Enzyme preparations for dairy products

Enzyme preparations are among the functionally necessary components in the production of a number of dairy products. Some enzyme preparations used in the production of cheese and cottage cheese are capable of destabilizing casein micelles by hydrolysis of kappa-casein peptide bonds with the formation of protein clumps.

Other enzyme preparations, on the contrary, are able to form new covalent bonds, increasing the yield of the product by reducing protein losses. In cheese-making, a group of enzyme preparations is also actively used that catalyze lipid hydrolysis, with the formation of a specific taste and aroma of cheese. The lactose-free milk technology implies the use of enzymes capable of hydrolyzing lactose to monosaccharides.

The Ingredienta company offers a wide range of enzyme preparations for the production of dairy products. Enzyme preparations are available with different activity and release form.

Processing aid TG-NatProg (Enzyme preparation)

TG - NatProg is an enzyme preparation of microbial origin. It is used for intra- and intermolecular cross-linking of protein molecules by forming covalent bonds between the amino acids lysine and glutamine. Allows to increase the viscosity and reduce the tendency to syneresis in fermented milk drinks. Increases the yield (by 15-35%) and improves the structure of curd products. The enzyme preparation is offered in dry and liquid form with activities of 120, 1000 and 1500 U / g

Enzyme preparation (Chymosin)

Dry milk-clotting enzyme preparation of microbial origin (chymosin) with an activity of 2400 IMCU / g. The enzyme preparation allows casein to be cleaved only at a specific peptide bond with the formation of large fragments, without destroying nonspecific peptide bonds. This allows you to increase the quality and density of the curd, increase the yield by reducing casein "dust", and also prevent the formation of bitterness in the product.

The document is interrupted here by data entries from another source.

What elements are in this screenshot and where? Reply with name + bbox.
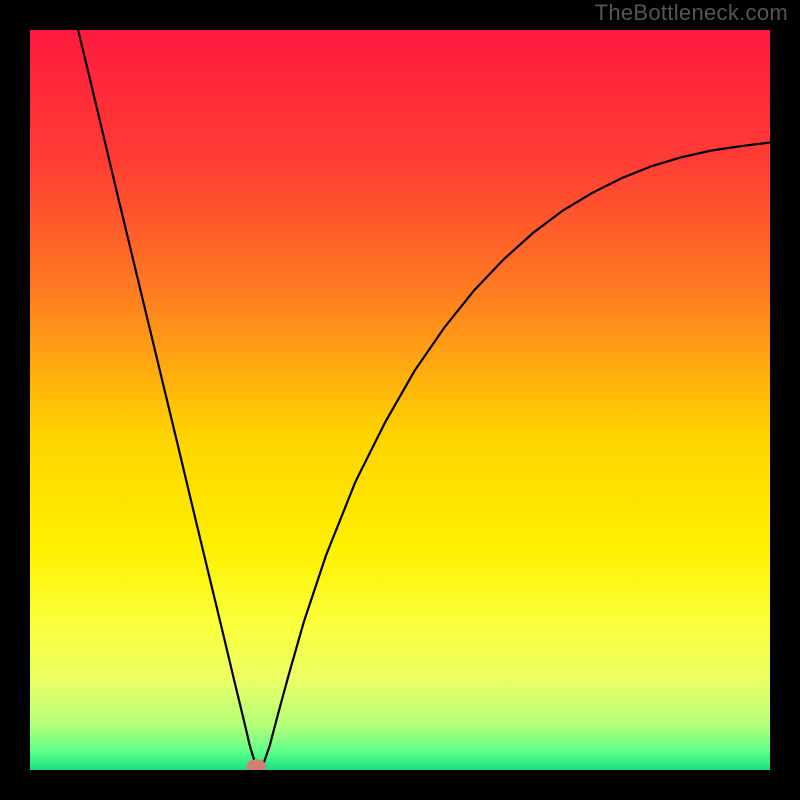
watermark-text: TheBottleneck.com xyxy=(595,0,788,26)
plot-area xyxy=(30,30,770,770)
chart-frame: TheBottleneck.com xyxy=(0,0,800,800)
gradient-background xyxy=(30,30,770,770)
chart-svg xyxy=(30,30,770,770)
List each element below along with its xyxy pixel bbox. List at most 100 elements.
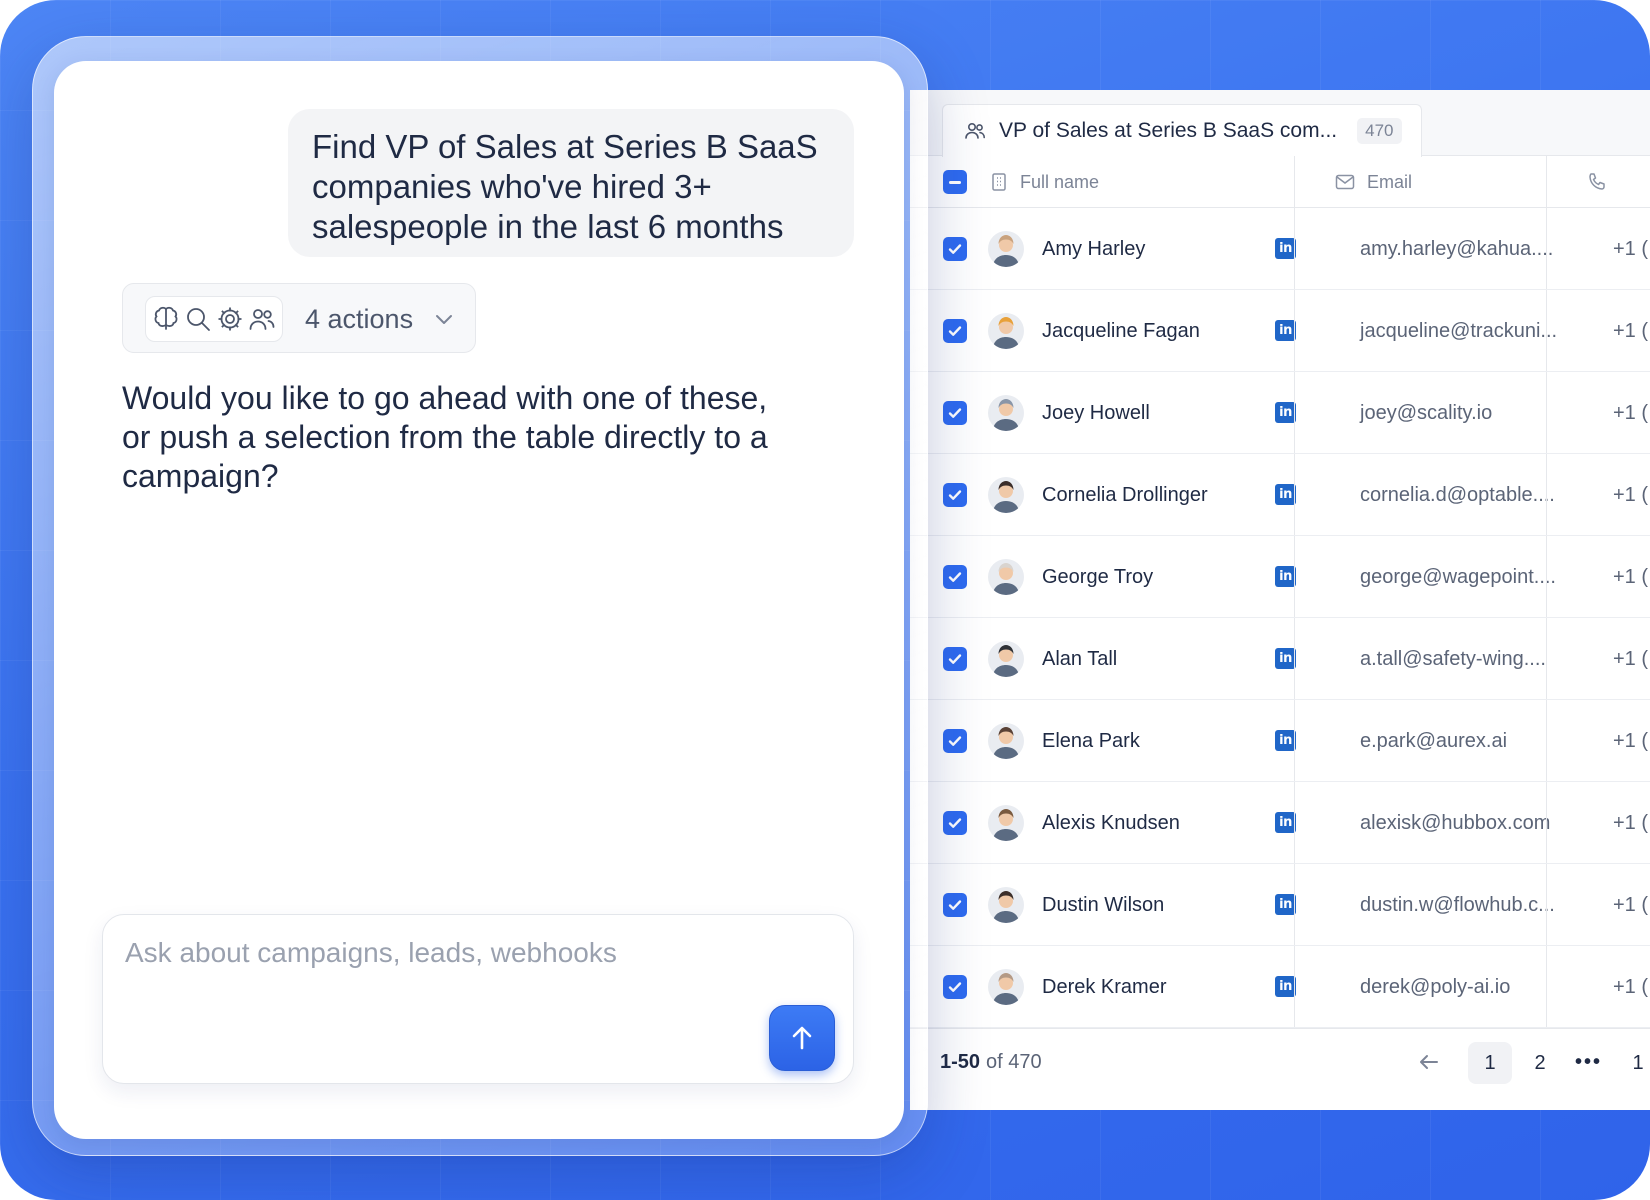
person-avatar-icon <box>988 805 1024 841</box>
pagination-range: 1-50 of 470 <box>940 1029 1042 1095</box>
table-row[interactable]: Joey Howell in joey@scality.io +1 ( <box>910 372 1650 454</box>
chat-panel: Find VP of Sales at Series B SaaS compan… <box>54 61 904 1139</box>
table-row[interactable]: Cornelia Drollinger in cornelia.d@optable.… <box>910 454 1650 536</box>
assistant-message: Would you like to go ahead with one of t… <box>122 380 768 494</box>
person-avatar-icon <box>988 231 1024 267</box>
linkedin-icon[interactable]: in <box>1275 402 1296 423</box>
row-full-name: George Troy <box>1042 565 1154 588</box>
column-divider <box>1294 618 1295 699</box>
actions-toggle[interactable]: 4 actions <box>122 283 476 353</box>
row-email: george@wagepoint.... <box>1360 565 1556 588</box>
check-icon <box>948 572 962 582</box>
row-checkbox[interactable] <box>943 483 967 507</box>
linkedin-icon[interactable]: in <box>1275 566 1296 587</box>
column-divider <box>1294 864 1295 945</box>
linkedin-icon[interactable]: in <box>1275 648 1296 669</box>
user-message-bubble: Find VP of Sales at Series B SaaS compan… <box>288 109 854 257</box>
table-header: Full name Email <box>910 156 1650 208</box>
pagination-ellipsis[interactable]: ••• <box>1575 1029 1602 1095</box>
column-divider <box>1294 782 1295 863</box>
check-icon <box>948 326 962 336</box>
table-row[interactable]: Alexis Knudsen in alexisk@hubbox.com +1 ( <box>910 782 1650 864</box>
column-divider <box>1294 290 1295 371</box>
tab-title: VP of Sales at Series B SaaS com... <box>999 119 1338 142</box>
arrow-left-icon[interactable] <box>1415 1048 1443 1076</box>
brain-icon <box>154 306 178 330</box>
gear-icon <box>218 307 242 331</box>
linkedin-icon[interactable]: in <box>1275 812 1296 833</box>
chat-input[interactable] <box>125 931 785 975</box>
row-checkbox[interactable] <box>943 647 967 671</box>
check-icon <box>948 408 962 418</box>
person-avatar-icon <box>988 887 1024 923</box>
avatar <box>988 559 1024 595</box>
table-row[interactable]: Derek Kramer in derek@poly-ai.io +1 ( <box>910 946 1650 1028</box>
chat-composer <box>102 914 854 1084</box>
row-checkbox[interactable] <box>943 729 967 753</box>
row-phone: +1 ( <box>1613 237 1649 260</box>
row-phone: +1 ( <box>1613 975 1649 998</box>
page-button-1[interactable]: 1 <box>1468 1042 1512 1084</box>
table-row[interactable]: George Troy in george@wagepoint.... +1 ( <box>910 536 1650 618</box>
avatar <box>988 395 1024 431</box>
row-email: jacqueline@trackuni... <box>1360 319 1558 342</box>
person-avatar-icon <box>988 641 1024 677</box>
linkedin-icon[interactable]: in <box>1275 238 1296 259</box>
row-email: derek@poly-ai.io <box>1360 975 1511 998</box>
row-checkbox[interactable] <box>943 401 967 425</box>
row-full-name: Amy Harley <box>1042 237 1146 260</box>
row-checkbox[interactable] <box>943 565 967 589</box>
linkedin-icon[interactable]: in <box>1275 320 1296 341</box>
pagination-total: of 470 <box>986 1050 1042 1073</box>
check-icon <box>948 818 962 828</box>
select-all-checkbox[interactable] <box>943 170 967 194</box>
linkedin-icon[interactable]: in <box>1275 484 1296 505</box>
page-button-last[interactable]: 1 <box>1616 1042 1650 1084</box>
row-full-name: Joey Howell <box>1042 401 1150 424</box>
avatar <box>988 887 1024 923</box>
table-row[interactable]: Jacqueline Fagan in jacqueline@trackuni...… <box>910 290 1650 372</box>
column-header-email[interactable]: Email <box>1335 156 1412 208</box>
column-divider <box>1294 536 1295 617</box>
tab-leads-list[interactable]: VP of Sales at Series B SaaS com... 470 <box>942 104 1422 157</box>
table-body: Amy Harley in amy.harley@kahua.... +1 (Jacq… <box>910 208 1650 1028</box>
avatar <box>988 313 1024 349</box>
table-row[interactable]: Amy Harley in amy.harley@kahua.... +1 ( <box>910 208 1650 290</box>
background-stage: VP of Sales at Series B SaaS com... 470 … <box>0 0 1650 1200</box>
row-checkbox[interactable] <box>943 811 967 835</box>
linkedin-icon[interactable]: in <box>1275 730 1296 751</box>
row-email: amy.harley@kahua.... <box>1360 237 1554 260</box>
users-icon <box>249 309 275 330</box>
phone-icon <box>1589 173 1605 190</box>
person-avatar-icon <box>988 723 1024 759</box>
page-button-2[interactable]: 2 <box>1518 1042 1562 1084</box>
linkedin-icon[interactable]: in <box>1275 976 1296 997</box>
table-row[interactable]: Alan Tall in a.tall@safety-wing.... +1 ( <box>910 618 1650 700</box>
building-icon <box>992 173 1006 191</box>
row-phone: +1 ( <box>1613 483 1649 506</box>
table-row[interactable]: Dustin Wilson in dustin.w@flowhub.c... +1 ( <box>910 864 1650 946</box>
send-button[interactable] <box>769 1005 835 1071</box>
row-email: joey@scality.io <box>1360 401 1493 424</box>
check-icon <box>948 490 962 500</box>
row-phone: +1 ( <box>1613 319 1649 342</box>
row-checkbox[interactable] <box>943 975 967 999</box>
column-divider <box>1294 946 1295 1027</box>
row-full-name: Cornelia Drollinger <box>1042 483 1208 506</box>
row-checkbox[interactable] <box>943 893 967 917</box>
row-checkbox[interactable] <box>943 237 967 261</box>
row-full-name: Dustin Wilson <box>1042 893 1165 916</box>
row-checkbox[interactable] <box>943 319 967 343</box>
column-header-full-name[interactable]: Full name <box>990 156 1099 208</box>
column-label-full-name: Full name <box>1020 171 1100 192</box>
column-divider <box>1546 290 1547 371</box>
column-divider <box>1294 454 1295 535</box>
linkedin-icon[interactable]: in <box>1275 894 1296 915</box>
search-icon <box>187 308 210 331</box>
column-header-phone[interactable] <box>1587 156 1619 208</box>
row-email: e.park@aurex.ai <box>1360 729 1508 752</box>
pagination-bar: 1-50 of 470 1 2 ••• 1 <box>910 1028 1650 1094</box>
person-avatar-icon <box>988 969 1024 1005</box>
table-row[interactable]: Elena Park in e.park@aurex.ai +1 ( <box>910 700 1650 782</box>
row-phone: +1 ( <box>1613 893 1649 916</box>
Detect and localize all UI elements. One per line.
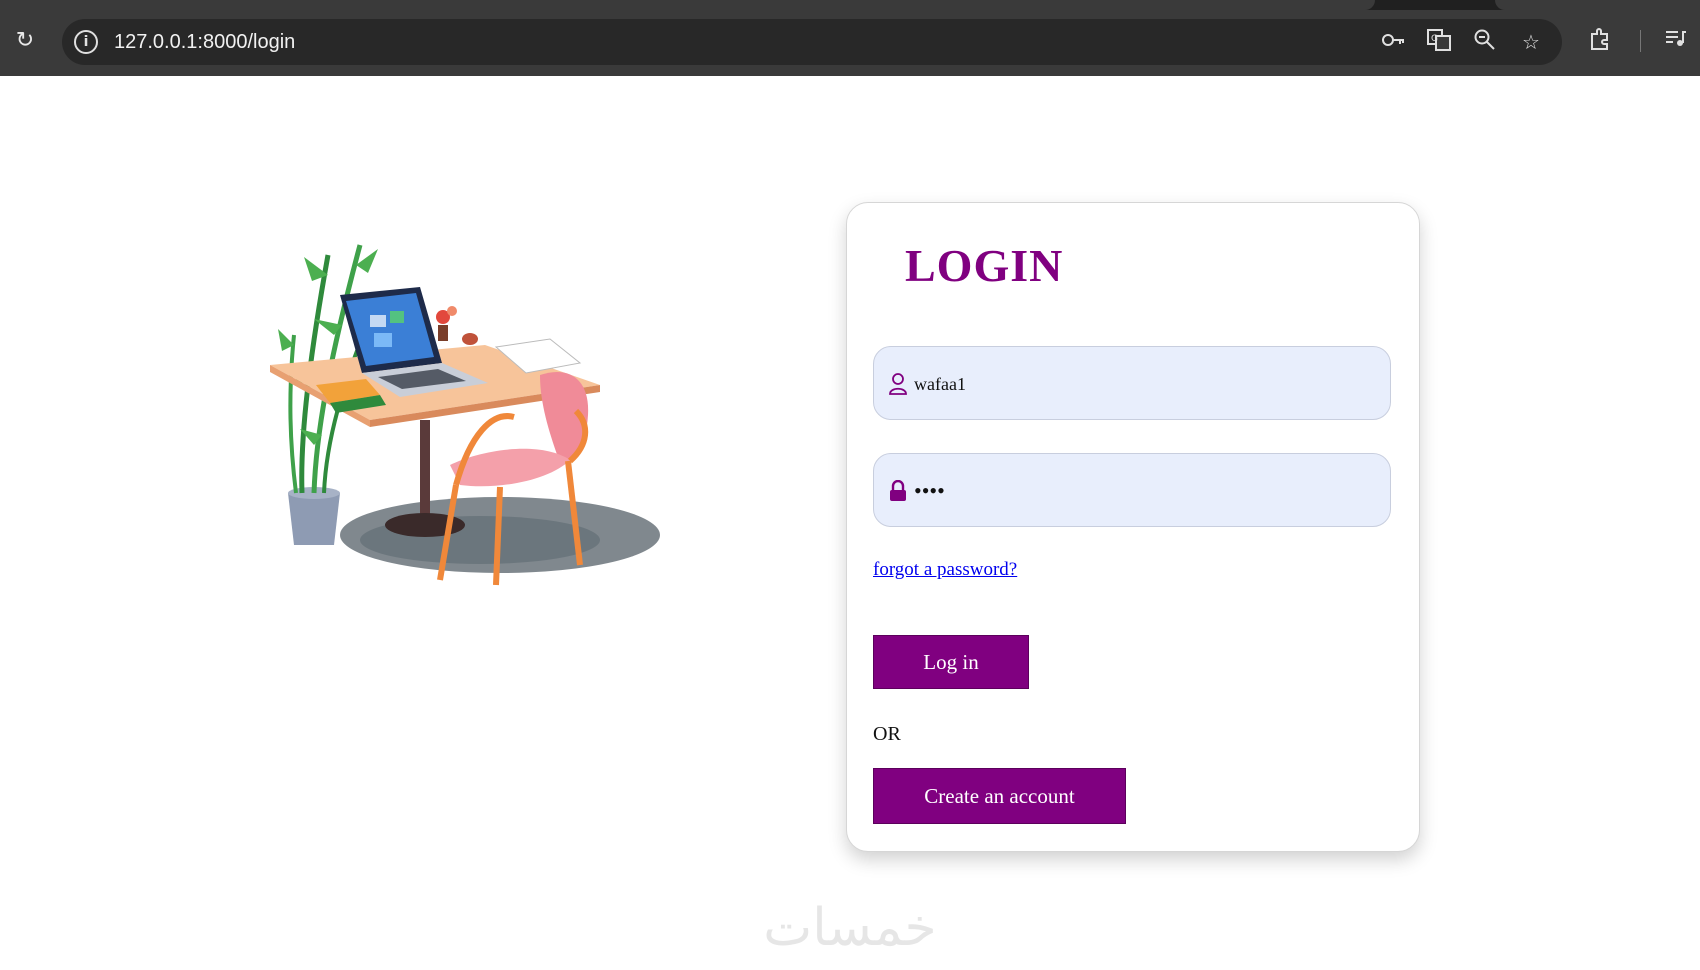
create-account-button[interactable]: Create an account <box>873 768 1126 824</box>
extensions-icon[interactable] <box>1586 26 1616 56</box>
login-card: LOGIN forgot a password? Log in OR Creat… <box>846 202 1420 852</box>
svg-text:G: G <box>1431 34 1438 44</box>
login-title: LOGIN <box>905 240 1064 291</box>
login-button[interactable]: Log in <box>873 635 1029 689</box>
zoom-icon[interactable] <box>1470 27 1500 57</box>
toolbar-divider <box>1640 30 1641 52</box>
forgot-password-link[interactable]: forgot a password? <box>873 559 1017 581</box>
username-input[interactable] <box>912 367 1376 401</box>
reload-icon[interactable]: ↻ <box>12 28 38 54</box>
password-key-icon[interactable] <box>1378 27 1408 57</box>
lock-icon <box>890 480 906 501</box>
address-bar-actions: G ☆ <box>1378 27 1546 57</box>
password-input[interactable] <box>912 474 1376 508</box>
desk-illustration <box>270 244 660 586</box>
site-info-icon[interactable]: i <box>74 30 98 54</box>
username-field[interactable] <box>873 346 1391 420</box>
or-separator: OR <box>873 723 901 745</box>
password-field[interactable] <box>873 453 1391 527</box>
url-text[interactable]: 127.0.0.1:8000/login <box>114 30 295 54</box>
address-bar[interactable]: i 127.0.0.1:8000/login G ☆ <box>62 19 1562 65</box>
active-tab-edge <box>0 0 1375 10</box>
browser-toolbar: ↻ i 127.0.0.1:8000/login G ☆ <box>0 0 1700 76</box>
translate-icon[interactable]: G <box>1424 27 1454 57</box>
user-icon <box>889 373 907 395</box>
media-controls-icon[interactable] <box>1660 26 1690 56</box>
tab-edge <box>1495 0 1700 10</box>
bookmark-star-icon[interactable]: ☆ <box>1516 27 1546 57</box>
watermark-logo: خمسات <box>763 898 937 958</box>
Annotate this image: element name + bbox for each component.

Enzyme preparation (Lactase)

Lactase is an enzyme preparation of microbial origin. The enzyme preparation is used for hydrolysis of lactose contained in milk to form monosaccharides (glucose and galactose). The technology of enzymatic hydrolysis of lactose makes it possible to obtain a product that can be consumed by people with lactase deficiency. The enzyme preparation is offered with an activity level of 2500 U / g.

Enzyme preparation (Lipase)

Dry enzyme preparation of animal origin (lipase). The enzyme preparation catalyzes the hydrolysis of fats to form free fatty acids. Free fatty acids contribute to the specific taste and aroma in the cheese. Lipase makes it possible to reduce the maturation time of cheese, as well as to develop new types of this product.